– Оно-то так, токмо постелей-то две. Стало быть, соседка у вас имеется!
– Имеется, – подтвердила Настя, вновь садясь на кровать. – Зябко как, Глаша, ты печь-то подожги!
Та послушно постучала кресалом, поджигая трут. Разведя огонь, она прикрыла заслонку и повернулась, явно желая выведать подробности, как хозяйку зачислили в фрейлины, и откуда вдруг Настя водит знакомства с преображенцами.
К счастью девушки, не желавшей отвечать на вопросы молочной сестры, дверь в комнату отворилась и на пороге возникла высокая темноволосая девица в желтом платье.
– Ты, что ли, новенькая? – она с любопытством посмотрела на сидящую на кровати девушку.
– Наверное, я.
– Лизетта ко мне весточку отправила. Просила за тобой присмотреть, пока сама на дежурстве, – девица с завистью посмотрела на огонь в печи, – Не дымит! А у нас дрова сырые!
Глаша бросила многозначительный взгляд на хозяйку, Анастасия сделала вид, что не заметила, внимательно рассматривая незваную гостью.
– Дарья я, – представилась та, – Соседка твоя и Лизетты. Вы с ней в этой комнате, а я одна – в соседней. Остальные – в других домах расселены.
– А почему ты одна живешь? – вырвалось у Насти.
Девушка хмыкнула:
– Каморка там, а не комната. Вторая кровать не поместится, да и окна нет, окромя меня никто туда и не хотел.
– А ты захотела?
– Меня и не спрашивали. Я ж во фрейлинах из милости государевой, а не по протекции, как остальные.
Настя слегка смутилась.
– За меня тоже никто не просил, – тихо сказала она. – Елисавета Петровна сама так решила.
– Значит, понравилась ты ей! – улыбнулась Даша.
Улыбка преобразила фрейлину, сделав почти красавицей. Настя лишь махнула рукой в ответ: она до сих пор с трудом вспоминала все, что произошло на аудиенции. Да и Белов почему-то просил не говорить никому. Ссориться с женихом, пусть даже и нежеланным, не хотелось.
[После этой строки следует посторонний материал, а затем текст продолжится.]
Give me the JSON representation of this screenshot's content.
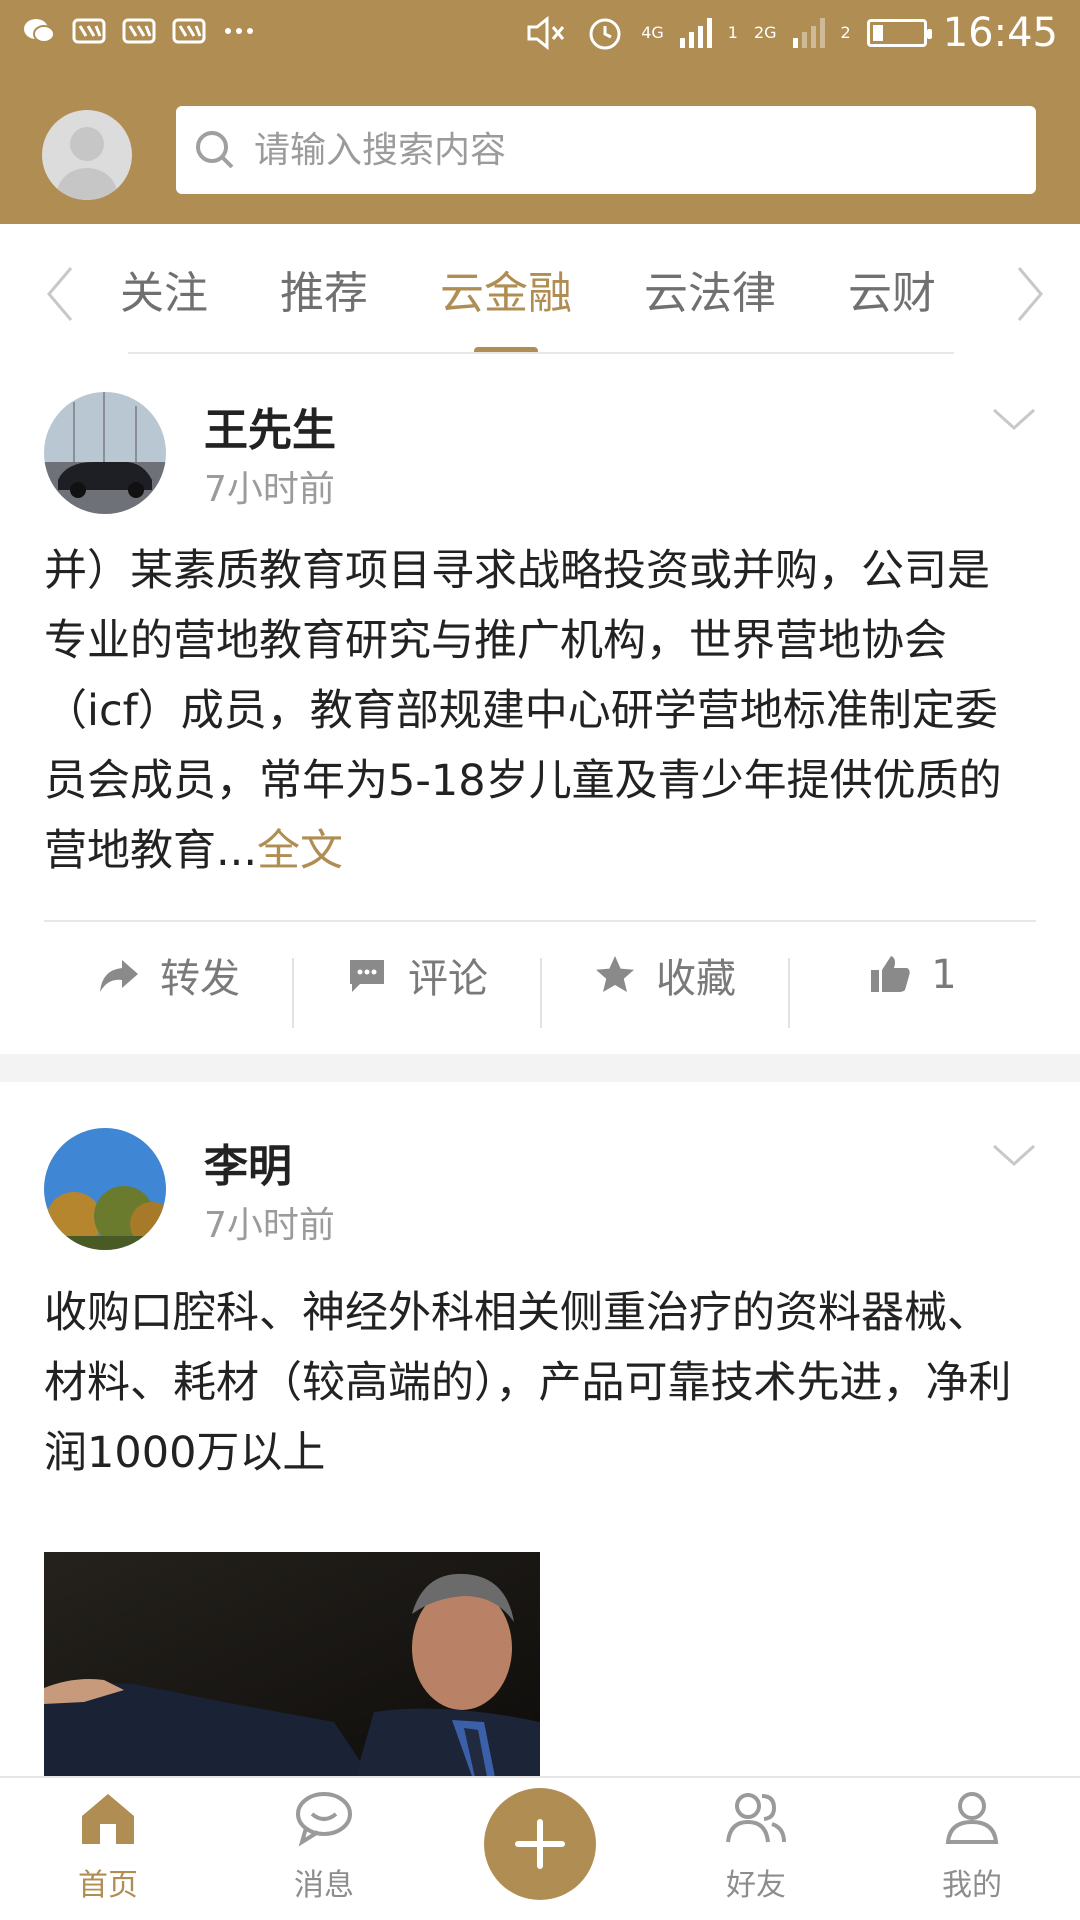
{
  "status_bar": {
    "time": "16:45",
    "network1": "4G",
    "network2": "2G",
    "sim1": "1",
    "sim2": "2",
    "icons": [
      "wechat-icon",
      "taobao-icon",
      "taobao-icon",
      "taobao-icon",
      "more-dots-icon",
      "mute-icon",
      "alarm-icon",
      "signal-icon",
      "battery-icon"
    ],
    "battery_level": 0.2
  },
  "header": {
    "search_placeholder": "请输入搜索内容"
  },
  "tabs": {
    "items": [
      {
        "label": "关注",
        "active": false
      },
      {
        "label": "推荐",
        "active": false
      },
      {
        "label": "云金融",
        "active": true
      },
      {
        "label": "云法律",
        "active": false
      },
      {
        "label": "云财",
        "active": false
      }
    ]
  },
  "posts": [
    {
      "author": "王先生",
      "time": "7小时前",
      "content": "并）某素质教育项目寻求战略投资或并购，公司是专业的营地教育研究与推广机构，世界营地协会（icf）成员，教育部规建中心研学营地标准制定委员会成员，常年为5-18岁儿童及青少年提供优质的营地教育...",
      "more_label": "全文",
      "actions": {
        "forward": "转发",
        "comment": "评论",
        "favorite": "收藏",
        "likes": "1"
      }
    },
    {
      "author": "李明",
      "time": "7小时前",
      "content": "收购口腔科、神经外科相关侧重治疗的资料器械、材料、耗材（较高端的），产品可靠技术先进，净利润1000万以上"
    }
  ],
  "bottom_nav": {
    "home": "首页",
    "messages": "消息",
    "friends": "好友",
    "mine": "我的"
  },
  "colors": {
    "brand": "#b08d53",
    "text": "#222222",
    "muted": "#9b9b9b"
  }
}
– А сколько у Елисаветы Петровны фрейлин? – поинтересовалась девушка, желая сменить тему разговора.
Дарья в задумчивости покусала губу.
– С тобой девять будет. В прошлом году аж двенадцать было, да Марфа умерла от простуды, Анна в опалу попала, а Матрена и Пелагея замуж вышли. Им обеим государыня приданое дала аж на двадцать пять тысяч каждой!
– Сколько? – ахнула Настя, думая, что ослышалась.
– Двадцать пять тысяч. Сервизы, гарнитуры, украшения бриллиантовые… – Дарья завистливо вздохнула. – Но они обе богатые были… А тебя-то как звать?
– Настасья.
– Настя то есть.
– Можно и Настя.
– Девка твоя? – гостья небрежно кивнула на Глашу, скромно стоявшую у печки.
– Моя. Аглаей кличут. Можно просто Глаша.
– Красивая она у тебя, даром что крепостная, – Дарья покачала головой. – Намучаешься ты с ней!
– С чего это? – насупилась Настя.
– Да с того, что мужиков здесь тьма-тьмущая! Кто в солдатах, кто при заводе Стрельнинском, где кирпичи обжигают, а еще те, кто дворец строил, не уехали! – начала перечислять фрейлина. – В общем, отослала бы ты её подобру-поздорову!
Глаша бросила на хозяйку беспомощный взгляд. Та вздохнула.
– Не могу, – призналась она. – Я и взяла-то её, лишь бы дома не оставлять. У нас сосед есть… уж очень до красивых девок охоч. Говорят, у него рядом с домом флигель выстроен, он там всех их держит и тешится с ними каждую ночь… непотребствами разными. Уже нескольких в могилу свел.